Yes, the video is long. Do yourself a favor and watch a few minutes anyway.
You’ll thank me later. The music is from Israel Kamakawiwo’ole – Bruddah Iz.
Here in Hawaii we are privileged to witness Mother Earth in the ongoing
process of creating herself. Her molten core explodes spectacularly through her
thin skin in a magnificent show of sound and light, expanding our islands into
the sea and pushing her mountains ever upward. She is even now birthing our
next island deep beneath the ocean off of The Big Island. Seeing such a powerful
show of her strengths it’s easy to forget how fragile she really is. For thousands
of years it was assumed that mere mortals could do her no harm. We know
better now, but we’re paying the price for our past ignorance. Unique landscapes
have been lost, animal and plant species have disappeared and our water and air
have been fouled. Some of the wounds we’ve inflicted will leave everlasting scars, but
others can be healed, given the passage of time and a lot of help from each of
We’re living green
Most of us have made some significant changes in the ways we live our daily
lives. We drive fuel-efficient cars or take public transportation, use
funny-looking light bulbs and canvas shopping bags, eat locally-grown foods that
don’t burn a few tons of fossil fuels to get to our door. I take five-minute,
tepid showers most days, have xeriscaped most of my yard and am having a
gray-water system installed to recycle laundry water to my tiny herb and
tropical plant garden. We do what we can and we’re making a difference, but we
all know it’s just not enough.
We’re making things happen
Last month Ashley blogged about Giving Back and announced that some upcoming
projects will invite the entire Izea community to work together in support of
some charitable and philanthropic efforts. This is good. Money is needed to make
these efforts grow. Our community is big enough and generous enough
to have a positive impact when we all work together. More than money is needed,
though, so I’d like to expand on that idea and challenge each individual in our
community to invest some personal time, some creativity and maybe a little sweat
into making our world a better place.
You did what you knew how to do, and when you knew better, you did better.
One of the ways I believe we can all “do better” is through volunteerism. I
had some time to kill in downtown Honolulu a few weeks ago so I popped into the
local offices of The Nature Conservancy. Did you know that they have projects and
offices in all fifty states and in thirty countries around the world? They
may have something going on in your own backyard and would welcome your help.
If they don’t, that’s okay. Someone does! Help the Sierra Club plant some trees
or clean up a local stream. Find out about conservation efforts through your local
zoo or aquarium, then pitch in and help! Did you know that 2008 has been declared
the International Year of the Reef and that the loss of coral reef habitats is
disrupting the food chain throughout our oceans? I’ve participated in a local
program that is mapping our coral reefs and cleaning up our beaches to
help minimize future losses. If you’re in a coastal community there
are probably similar projects near you that you can support.
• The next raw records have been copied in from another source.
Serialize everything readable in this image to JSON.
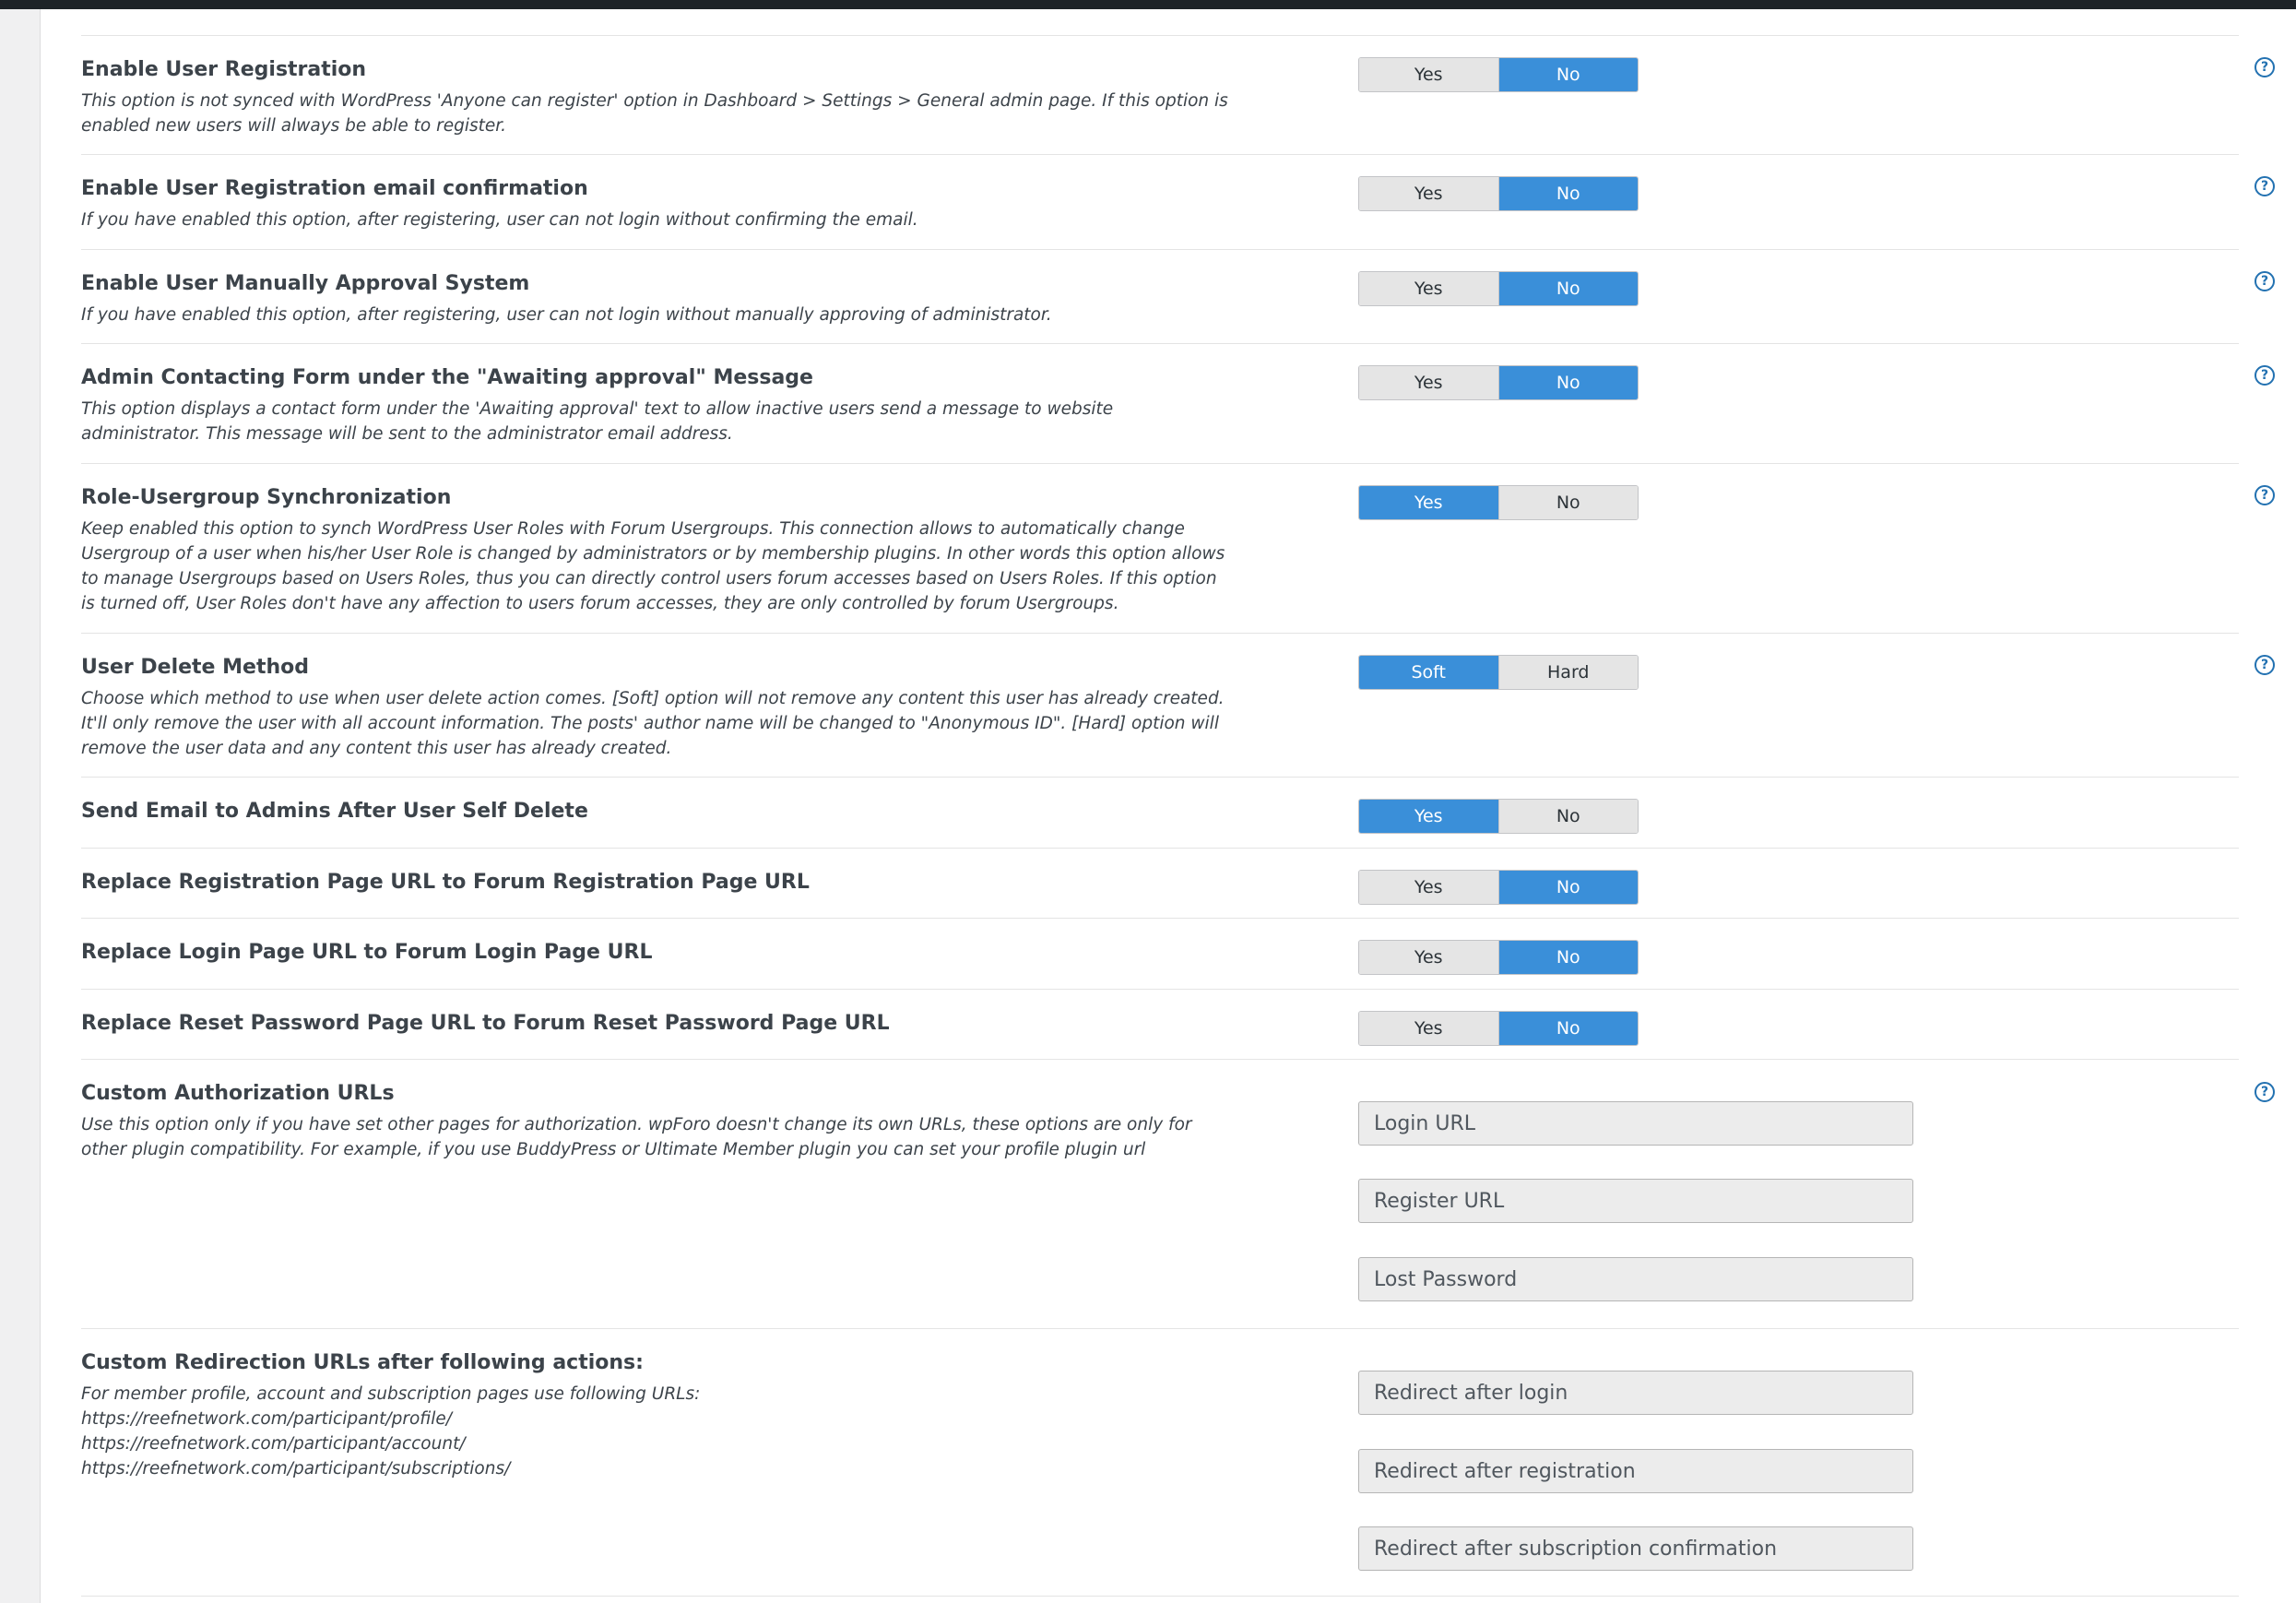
{
  "settings": [
    {
      "title": "Enable User Registration",
      "description": "This option is not synced with WordPress 'Anyone can register' option in Dashboard > Settings > General admin page. If this option is enabled new users will always be able to register.",
      "options": [
        "Yes",
        "No"
      ],
      "selected": "No",
      "help": true
    },
    {
      "title": "Enable User Registration email confirmation",
      "description": "If you have enabled this option, after registering, user can not login without confirming the email.",
      "options": [
        "Yes",
        "No"
      ],
      "selected": "No",
      "help": true
    },
    {
      "title": "Enable User Manually Approval System",
      "description": "If you have enabled this option, after registering, user can not login without manually approving of administrator.",
      "options": [
        "Yes",
        "No"
      ],
      "selected": "No",
      "help": true
    },
    {
      "title": "Admin Contacting Form under the \"Awaiting approval\" Message",
      "description": "This option displays a contact form under the 'Awaiting approval' text to allow inactive users send a message to website administrator. This message will be sent to the administrator email address.",
      "options": [
        "Yes",
        "No"
      ],
      "selected": "No",
      "help": true
    },
    {
      "title": "Role-Usergroup Synchronization",
      "description": "Keep enabled this option to synch WordPress User Roles with Forum Usergroups. This connection allows to automatically change Usergroup of a user when his/her User Role is changed by administrators or by membership plugins. In other words this option allows to manage Usergroups based on Users Roles, thus you can directly control users forum accesses based on Users Roles. If this option is turned off, User Roles don't have any affection to users forum accesses, they are only controlled by forum Usergroups.",
      "options": [
        "Yes",
        "No"
      ],
      "selected": "Yes",
      "help": true
    },
    {
      "title": "User Delete Method",
      "description": "Choose which method to use when user delete action comes. [Soft] option will not remove any content this user has already created. It'll only remove the user with all account information. The posts' author name will be changed to \"Anonymous ID\". [Hard] option will remove the user data and any content this user has already created.",
      "options": [
        "Soft",
        "Hard"
      ],
      "selected": "Soft",
      "help": true
    },
    {
      "title": "Send Email to Admins After User Self Delete",
      "description": "",
      "options": [
        "Yes",
        "No"
      ],
      "selected": "Yes",
      "help": false
    },
    {
      "title": "Replace Registration Page URL to Forum Registration Page URL",
      "description": "",
      "options": [
        "Yes",
        "No"
      ],
      "selected": "No",
      "help": false
    },
    {
      "title": "Replace Login Page URL to Forum Login Page URL",
      "description": "",
      "options": [
        "Yes",
        "No"
      ],
      "selected": "No",
      "help": false
    },
    {
      "title": "Replace Reset Password Page URL to Forum Reset Password Page URL",
      "description": "",
      "options": [
        "Yes",
        "No"
      ],
      "selected": "No",
      "help": false
    }
  ],
  "auth_urls": {
    "title": "Custom Authorization URLs",
    "description": "Use this option only if you have set other pages for authorization. wpForo doesn't change its own URLs, these options are only for other plugin compatibility. For example, if you use BuddyPress or Ultimate Member plugin you can set your profile plugin url",
    "fields": [
      {
        "placeholder": "Login URL",
        "value": ""
      },
      {
        "placeholder": "Register URL",
        "value": ""
      },
      {
        "placeholder": "Lost Password",
        "value": ""
      }
    ]
  },
  "redirect_urls": {
    "title": "Custom Redirection URLs after following actions:",
    "description_lines": [
      "For member profile, account and subscription pages use following URLs:",
      "https://reefnetwork.com/participant/profile/",
      "https://reefnetwork.com/participant/account/",
      "https://reefnetwork.com/participant/subscriptions/"
    ],
    "fields": [
      {
        "placeholder": "Redirect after login",
        "value": ""
      },
      {
        "placeholder": "Redirect after registration",
        "value": ""
      },
      {
        "placeholder": "Redirect after subscription confirmation",
        "value": ""
      }
    ]
  },
  "icons": {
    "help": "question-circle-icon"
  },
  "colors": {
    "active": "#3a8fd9",
    "inactive": "#e5e5e5",
    "help": "#2271b1"
  }
}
No local program? Start one!
Every good idea started with one person. If you’re too shy to take the reins
yourself, start some buzz within your PTA, your community service organization
or your kids’ youth programs. Talk about an environmental problem you’ve
noticed and ways that a small group of volunteers can effect a change. Enlist
others! Youth organizations are always looking for community service projects.
One of our local Boy Scout troops sets up collection points for old computers,
breaks them down into their component parts and recycles them. They do it
because someone saw the need and helped them make a plan.
Make it a family affair
Children who participate in volunteer projects with their parents establish a
lifelong habit of giving back. Find age-appropriate activities you can all
share. All children love to plant seeds and watch them grow. Is there a
reforestation project near you? Find out what trees are needed and whether you
can grow seedlings and help with planting. Ask your children what they think
the janitorial staff does with with the wastepaper from their classrooms each
evening. If it’s bundled up in plastic bags and sent to the landfill, can you
think of a better way to dispose of it? Get creative, and encourage your
children to express their own concerns and creative solutions, too. You’re
raising the generation that will take up where we leave off. Help them develop
the skills and the desire to do a better job than we did.
Ua mau ke ea o ka aina i ka pono – The life of the land is
perpetuated in righteousness
While it has specific meaning and historical context for the Hawaiian people,
I think that the Hawaii state motto contains a powerful message for
each of us who is concerned about our environment. Our pono – our goodness and
righteousness – serves no one if we don’t allow it to propel us into action. We
can bring some healing to the aina – the land – but it’s going to take a lot of
hard work from all of us. It begins with a personal commitment and can go forward
into future generations. We know better. Will we do better?